Give the gift of entertainment this season, with a book, movie or album that is perfectly suited to your loved ones’ tastes. Best part? These gifts are readily available all around town in big box stores, independent mom-and-pop shops and online. Here are some picks for those final gifts.
‘Star Trek Discovery: Season 1’
‘The Orville: The Complete First Season’
For the sci-fi fan in your life, there’s a couple of strong options. The new streaming “Star Trek” series is now available in a physical copy, as is Seth MacFarlane’s underrated homage to “Next Generation.” “Discovery” is a very serious, modern take on the franchise, while “Orville” is a sillier take, though still grounded in serious “Trek” tropes. (“Trek: Blu-ray, $50.99; DVD, $41.99; “Orville," DVD, $29.99)
‘Dungeons and Dragons: Art and Arcana — A Visual History’

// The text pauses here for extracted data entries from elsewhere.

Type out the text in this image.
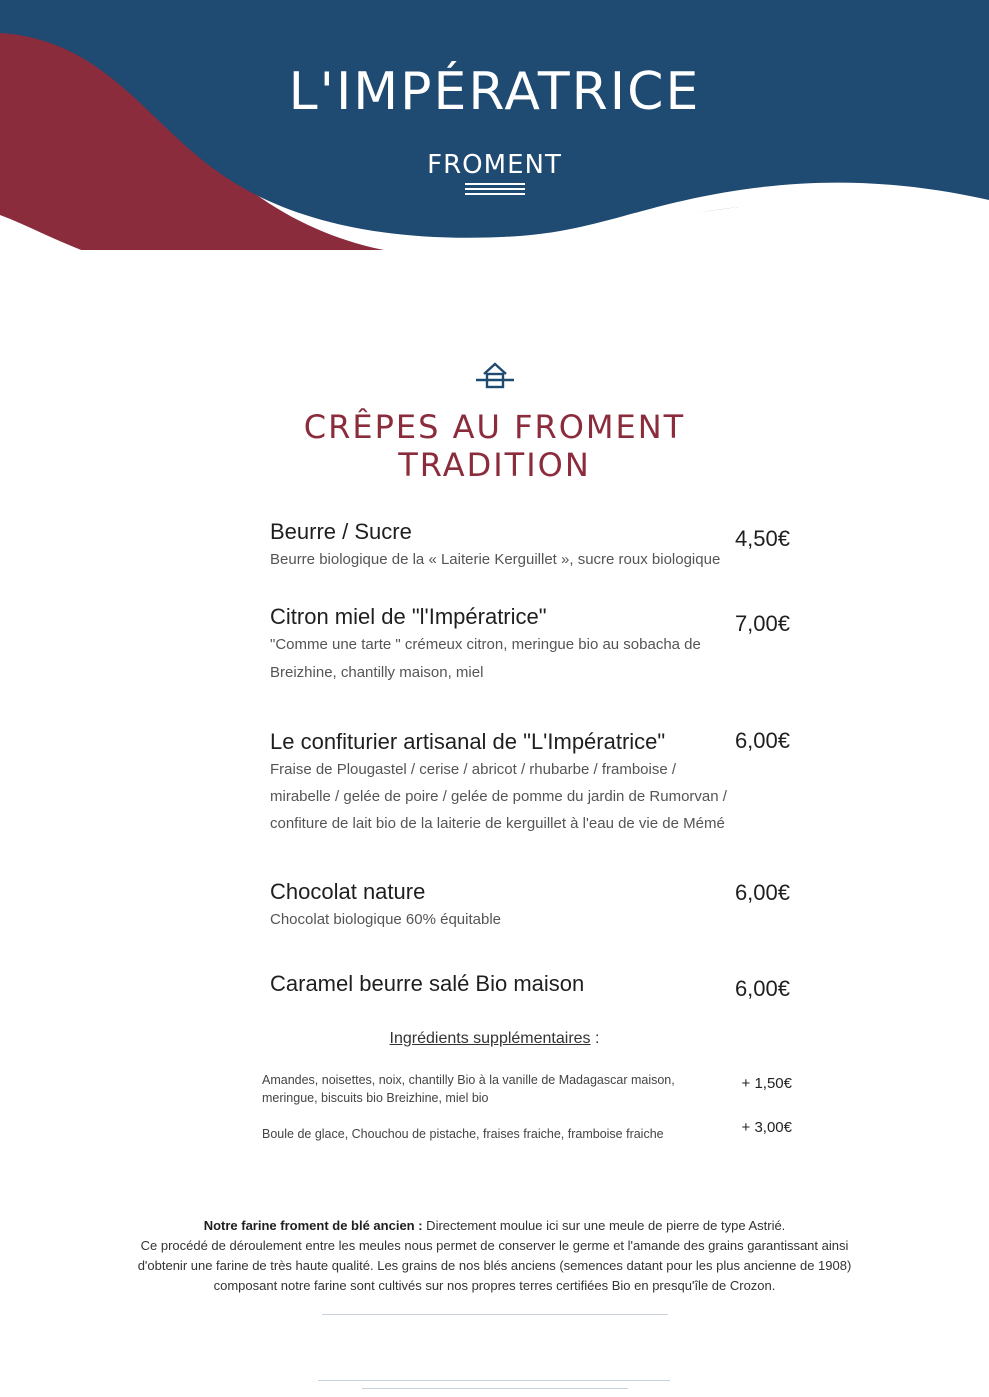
L'IMPÉRATRICE
FROMENT
CRÊPES AU FROMENT
TRADITION
Beurre / Sucre
Beurre biologique de la « Laiterie Kerguillet », sucre roux biologique
4,50€
Citron miel de "l'Impératrice"
"Comme une tarte " crémeux citron, meringue bio au sobacha de
Breizhine, chantilly maison, miel
7,00€
Le confiturier artisanal de "L'Impératrice"
Fraise de Plougastel / cerise / abricot / rhubarbe / framboise /
mirabelle / gelée de poire / gelée de pomme du jardin de Rumorvan /
confiture de lait bio de la laiterie de kerguillet à l'eau de vie de Mémé
6,00€
Chocolat nature
Chocolat biologique 60% équitable
6,00€
Caramel beurre salé Bio maison	6,00€
Ingrédients supplémentaires :
Amandes, noisettes, noix, chantilly Bio à la vanille de Madagascar maison, meringue, biscuits bio Breizhine, miel bio
+ 1,50€
Boule de glace, Chouchou de pistache, fraises fraiche, framboise fraiche	+ 3,00€
Notre farine froment de blé ancien : Directement moulue ici sur une meule de pierre de type Astrié.
Ce procédé de déroulement entre les meules nous permet de conserver le germe et l'amande des grains garantissant ainsi
d'obtenir une farine de très haute qualité. Les grains de nos blés anciens (semences datant pour les plus ancienne de 1908)
composant notre farine sont cultivés sur nos propres terres certifiées Bio en presqu'île de Crozon.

In a world where you can now wear your geek cred on your sleeve, this massive tome is the perfect coffee table book for your favorite fantasy fan. Clocking in at nearly 450 pages, this whopper chronicles the game’s history with hundreds of interviews, photos, artwork and more. ($50)
‘Sid Caesar: The Works’
If you know someone who is already a fan of the great Sid Caesar, this is a no brainer, but for anyone who loves comedy, this is a history less on the early days of television humor, with skits, shows and more from the seminal funny man. Keep an eye open for a slew of comedy icons, like Carl Reiner, Mel Brooks, Imogene Coca, Nanette Fabreay, Neil Simon and Larry Gelbart, to name a few. (DVD, $49.99)
‘Mission: Impossible — 6 Movie Collection’
For the action junkie, this set includes all of Tom Cruise’s “Mission: Impossible” movies, including the most recent, “Fallout.” (Blu-ray, $59.99; 4K, $125.99)
‘The Coen Brothers: This Book Really Ties the Films Together’
Any film buff in need of a gift will likely savor this expansive look into the catalog of perhaps our greatest living filmmakers, with interviews, critiques and more. Written by film critic Adam Nayman. ($40)
‘Springsteen on Broadway’
Whether or not you were able to see Bruce Springsteen’s performance on Broadway, this complete live performance is a must-own, featuring some of his most iconic songs as well as the stories behind the tunes. (CD, $18.99)
‘Mary Poppins Returns Soundtrack’
Featuring songs composed by Tony Award-winner Marc Shaiman (“Broadway’s “Hairspray,” "Catch Me If You Can), this soundtrack features some soon-to-be favorite tracks from this sequel, not to mention vocal performances by Emily Blunt, Meryl Streep and Broadway’s favorite son, Lin-Manuel Miranda. ($13.99)
Carl Reiner on ‘Sid Caesar: The Works’
Carl Reiner, 96, was a long time cohort of Sid Caesar, whose career is honored with the new DVD collection, "Sid Caesar: The Works." amNewYork spoke with Reiner about the comedy icon.
What do you see as the legacy of Sid Caesar?
Without Sid Caesar, the sketch comedies we know today would not have existed. He brought to it an artistry that had not been there before. First of all, he was so gifted, just naturally gifted.
How did New York City inform the comedy on the show?
Well, we were all New Yorkers. And we were all born and bred in New York. And I think the comedy anybody does reflects who they are, where they are born, what religion they are. And the only thing you can do false is lie. You tell the truth about how you feel about things, you’re like anybody else; you suffer the same indignities. We were New Yorkers at heart and it reflected the fact that we were. We were also Jews at heart, but we tried not to be too Jewish.
So looking at your shows, the work you guys did . . . who do you see upholding that legacy?
Oh, there are a lot of great comedians that have come and gone. I was thinking of one the other day that nobody remembers and I’m looking to get a tape of him. Richard Jeni, do you remember him?
Richard Jeni. Yeah, absolutely.
Yeah, he was one of those guys who broke it open in a different way. And Sid, of course, was one of those guys. . . . Sid once said the three funniest words I ever heard. When he finally made it . . . he was in the millionaire class. And he bought a house out . . . in Long Island and put in a three-hole putting green. He had a big pool. And we went to visit him one day and he’s swimming the pool — we’re all in the pool — he’s lying on his back, floating on his back, and looking up, he looked at the putting green, he looked at that, he looked at his diving board and quietly he said, “Isn’t this better?” Like we should have thought of it before. But he was a funny man, a funny man.